Sometimes I think that the world around me has pretty much given up on the idea of civilization. Maybe we go thru the motions so as to avoid getting sued, but in our hearts, we’re all just animals right now; hunting and hurting (and sometimes even killing) as needed to meet our immediate needs. That’s sure what it seems like on my worse days. (And I’m not sure if I’m any better).
My place of employment deals with criminals, people who steal and rape and kill as needed to meet their immediate needs. Unfortunately, when you deal a lot with criminals, you pick up something of their nature. I can see that happening in the investigators and the assistant prosecutors, the “front line” people. I can understand when a police investigator goes into the tough guy routine, but it upsets me when I see the lawyers picking up those nasty habits. Lawyers, in theory, are supposed to devote their lives to the ideals of law, which are key components of civilization. You’d think they would go out of their way to be civilized – you know, the bow-tie kind of lawyer, the old-fashioned guy or lady who believed in the ultimate redemptive quality of practicing law and practicing it well. But no, many of our assistant prosecutors go around swearing and cursing and taking on threatening postures, just like their police investigator friends. It’s especially nauseating to me when the women do it – partly because of my old fashioned notion of women being the kinder and gentler side of the human race, but also because when women put on the tough-guy facade, they tend to overdo it (at least in my office).
I had to help a couple of assistant prosecutors with a press release after a big drug bust the other day. One of them was Terri, who is a head honcho over the “tough crime” units (homicide, narcotics, etc.). Terri is actually a rather nice and decent woman at heart. But when she starts dealing with a case, she starts using the F-word over and over. While talking with some cops as we were trying to get the facts straight for the press release, I heard her talking about a “cluster f—“. I didn’t even want to know what that was about.
Well, it took a bit of back and forth until we got the facts straight about how much cocaine and heroin were seized.
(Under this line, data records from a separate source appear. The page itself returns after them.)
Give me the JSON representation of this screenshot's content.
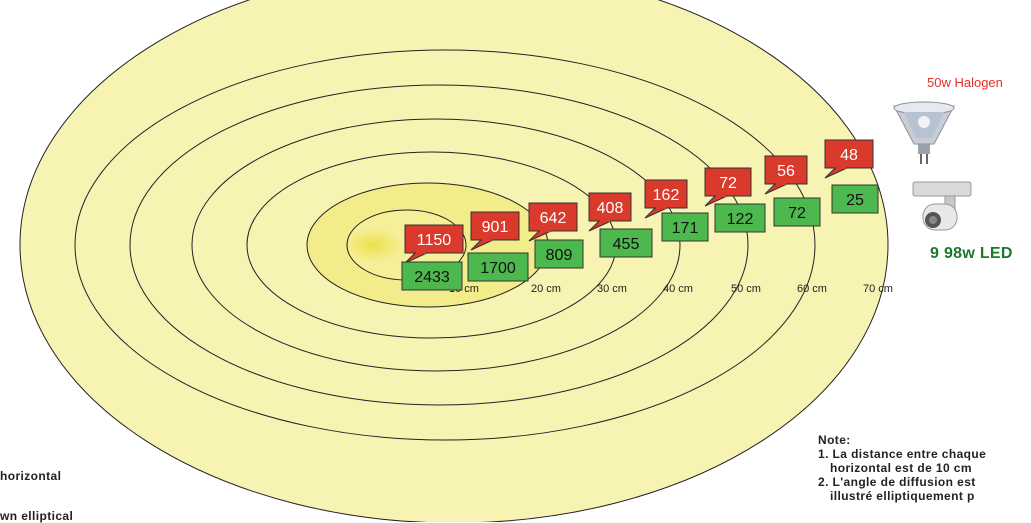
{
  "halogen_label": "50w Halogen",
  "led_label": "9 98w LED",
  "colors": {
    "red": "#d93a2b",
    "green": "#4db84d",
    "ring_fill": "#f7f3b3",
    "center_fill": "#eee24a"
  },
  "distances": [
    "10 cm",
    "20 cm",
    "30 cm",
    "40 cm",
    "50 cm",
    "60 cm",
    "70 cm"
  ],
  "halogen_values": [
    "1150",
    "901",
    "642",
    "408",
    "162",
    "72",
    "56",
    "48"
  ],
  "led_values": [
    "2433",
    "1700",
    "809",
    "455",
    "171",
    "122",
    "72",
    "25"
  ],
  "note": {
    "title": "Note:",
    "line1": "1. La distance entre chaque",
    "line1b": "horizontal est de 10 cm",
    "line2": "2. L'angle de diffusion est",
    "line2b": "illustré elliptiquement p"
  },
  "left_note": {
    "line1": "horizontal",
    "line2": "wn elliptical"
  }
}
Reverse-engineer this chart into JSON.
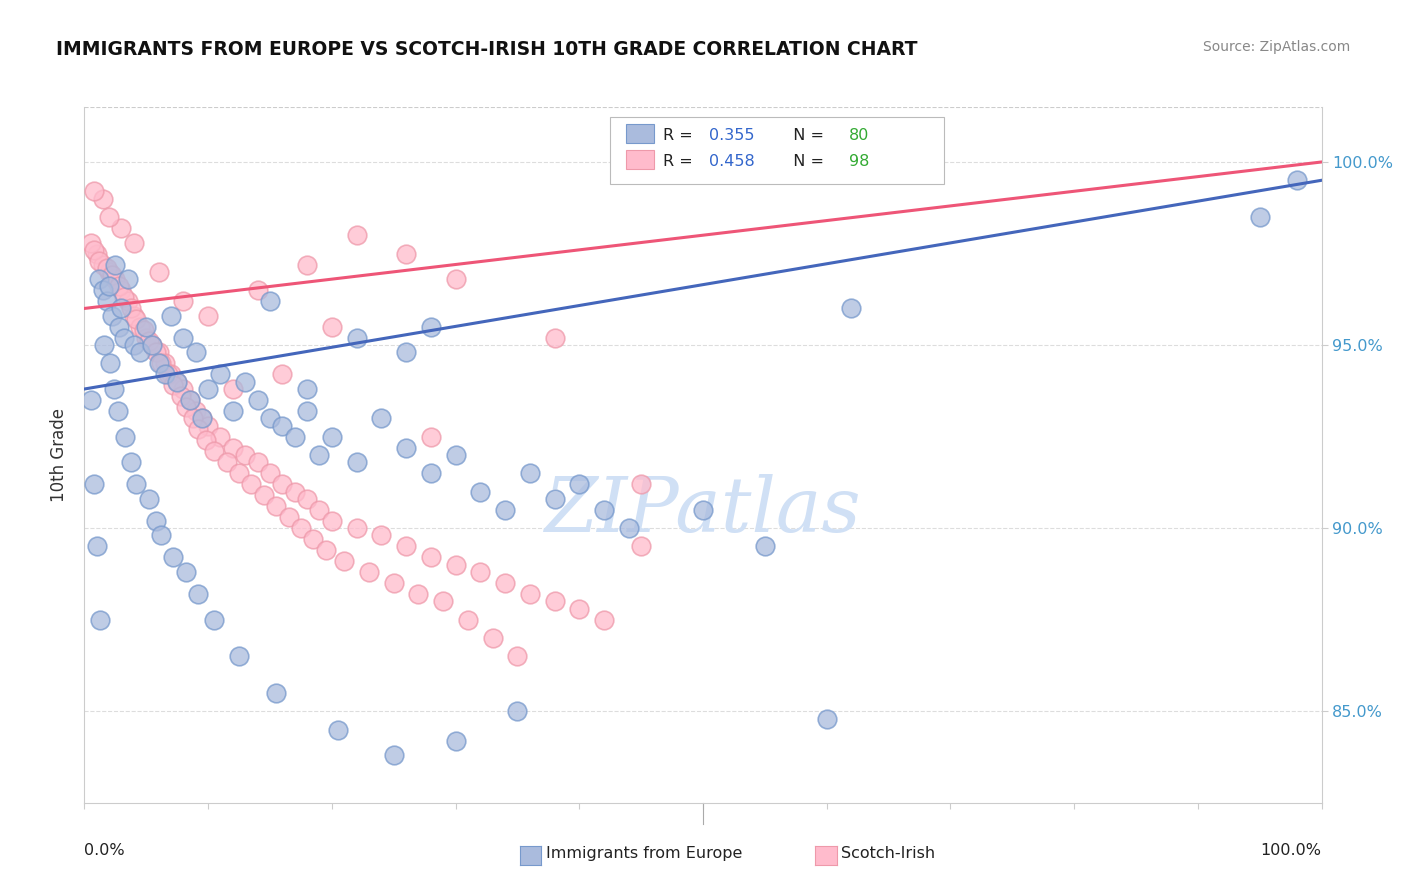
{
  "title": "IMMIGRANTS FROM EUROPE VS SCOTCH-IRISH 10TH GRADE CORRELATION CHART",
  "source": "Source: ZipAtlas.com",
  "ylabel": "10th Grade",
  "right_ytick_labels": [
    "85.0%",
    "90.0%",
    "95.0%",
    "100.0%"
  ],
  "right_ytick_values": [
    85.0,
    90.0,
    95.0,
    100.0
  ],
  "xlim": [
    0.0,
    100.0
  ],
  "ylim": [
    82.5,
    101.5
  ],
  "blue_r": "0.355",
  "blue_n": "80",
  "pink_r": "0.458",
  "pink_n": "98",
  "blue_fill": "#AABBDD",
  "blue_edge": "#7799CC",
  "pink_fill": "#FFBBCC",
  "pink_edge": "#EE99AA",
  "blue_line_color": "#4466BB",
  "pink_line_color": "#EE5577",
  "legend_r_color": "#3366CC",
  "legend_n_color": "#33AA33",
  "watermark": "ZIPatlas",
  "watermark_color": "#D0E0F5",
  "blue_points_x": [
    1.2,
    1.5,
    1.8,
    2.0,
    2.2,
    2.5,
    2.8,
    3.0,
    3.2,
    3.5,
    4.0,
    4.5,
    5.0,
    5.5,
    6.0,
    6.5,
    7.0,
    7.5,
    8.0,
    8.5,
    9.0,
    9.5,
    10.0,
    11.0,
    12.0,
    13.0,
    14.0,
    15.0,
    16.0,
    17.0,
    18.0,
    19.0,
    20.0,
    22.0,
    24.0,
    26.0,
    28.0,
    30.0,
    32.0,
    34.0,
    36.0,
    38.0,
    40.0,
    42.0,
    44.0,
    50.0,
    55.0,
    62.0,
    95.0,
    98.0,
    0.5,
    0.8,
    1.0,
    1.3,
    1.6,
    2.1,
    2.4,
    2.7,
    3.3,
    3.8,
    4.2,
    5.2,
    5.8,
    6.2,
    7.2,
    8.2,
    9.2,
    10.5,
    12.5,
    15.5,
    20.5,
    25.0,
    30.0,
    18.0,
    22.0,
    26.0,
    35.0,
    28.0,
    15.0,
    60.0
  ],
  "blue_points_y": [
    96.8,
    96.5,
    96.2,
    96.6,
    95.8,
    97.2,
    95.5,
    96.0,
    95.2,
    96.8,
    95.0,
    94.8,
    95.5,
    95.0,
    94.5,
    94.2,
    95.8,
    94.0,
    95.2,
    93.5,
    94.8,
    93.0,
    93.8,
    94.2,
    93.2,
    94.0,
    93.5,
    93.0,
    92.8,
    92.5,
    93.2,
    92.0,
    92.5,
    91.8,
    93.0,
    92.2,
    91.5,
    92.0,
    91.0,
    90.5,
    91.5,
    90.8,
    91.2,
    90.5,
    90.0,
    90.5,
    89.5,
    96.0,
    98.5,
    99.5,
    93.5,
    91.2,
    89.5,
    87.5,
    95.0,
    94.5,
    93.8,
    93.2,
    92.5,
    91.8,
    91.2,
    90.8,
    90.2,
    89.8,
    89.2,
    88.8,
    88.2,
    87.5,
    86.5,
    85.5,
    84.5,
    83.8,
    84.2,
    93.8,
    95.2,
    94.8,
    85.0,
    95.5,
    96.2,
    84.8
  ],
  "pink_points_x": [
    1.0,
    1.5,
    2.0,
    2.5,
    3.0,
    3.5,
    4.0,
    4.5,
    5.0,
    5.5,
    6.0,
    6.5,
    7.0,
    7.5,
    8.0,
    8.5,
    9.0,
    9.5,
    10.0,
    11.0,
    12.0,
    13.0,
    14.0,
    15.0,
    16.0,
    17.0,
    18.0,
    19.0,
    20.0,
    22.0,
    24.0,
    26.0,
    28.0,
    30.0,
    32.0,
    34.0,
    36.0,
    38.0,
    40.0,
    42.0,
    0.5,
    0.8,
    1.2,
    1.8,
    2.2,
    2.8,
    3.2,
    3.8,
    4.2,
    4.8,
    5.2,
    5.8,
    6.2,
    6.8,
    7.2,
    7.8,
    8.2,
    8.8,
    9.2,
    9.8,
    10.5,
    11.5,
    12.5,
    13.5,
    14.5,
    15.5,
    16.5,
    17.5,
    18.5,
    19.5,
    21.0,
    23.0,
    25.0,
    27.0,
    29.0,
    31.0,
    33.0,
    45.0,
    38.0,
    30.0,
    26.0,
    22.0,
    18.0,
    14.0,
    10.0,
    6.0,
    3.0,
    1.5,
    28.0,
    20.0,
    16.0,
    12.0,
    8.0,
    4.0,
    2.0,
    0.8,
    35.0,
    45.0
  ],
  "pink_points_y": [
    97.5,
    97.2,
    97.0,
    96.8,
    96.5,
    96.2,
    95.8,
    95.5,
    95.2,
    95.0,
    94.8,
    94.5,
    94.2,
    94.0,
    93.8,
    93.5,
    93.2,
    93.0,
    92.8,
    92.5,
    92.2,
    92.0,
    91.8,
    91.5,
    91.2,
    91.0,
    90.8,
    90.5,
    90.2,
    90.0,
    89.8,
    89.5,
    89.2,
    89.0,
    88.8,
    88.5,
    88.2,
    88.0,
    87.8,
    87.5,
    97.8,
    97.6,
    97.3,
    97.1,
    96.9,
    96.6,
    96.3,
    96.0,
    95.7,
    95.4,
    95.1,
    94.8,
    94.5,
    94.2,
    93.9,
    93.6,
    93.3,
    93.0,
    92.7,
    92.4,
    92.1,
    91.8,
    91.5,
    91.2,
    90.9,
    90.6,
    90.3,
    90.0,
    89.7,
    89.4,
    89.1,
    88.8,
    88.5,
    88.2,
    88.0,
    87.5,
    87.0,
    89.5,
    95.2,
    96.8,
    97.5,
    98.0,
    97.2,
    96.5,
    95.8,
    97.0,
    98.2,
    99.0,
    92.5,
    95.5,
    94.2,
    93.8,
    96.2,
    97.8,
    98.5,
    99.2,
    86.5,
    91.2
  ]
}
Everyone seemed to have a different number, and the numbers didn’t always refer to the same measurements; sometimes we were told that there were so many grams of something, sometimes it was in “decks”, sometimes in “bricks”. And then there was confusion about what was taken in the immediate seizure, and how much came during the “rip” (removed from the person of those who were taken into custody).
Right at the point when the confusion was reaching its peak, Terri stopped her cursing and said, to everyone and no one in particular, “oh yea, figuring out how many decks are in a brick, this is why I went to law school nights”. Actually, that comment made me feel better. I found her frustration to be a hopeful thing. Deep down inside, Terri still held within her the ideal of civilization. THAT is why she went to law school nights. She still had some soul left.
We got the press release out OK. And I went home thinking about the refrain verse from Train’s Calling All Angels: “I won’t give up if you don’t give up”.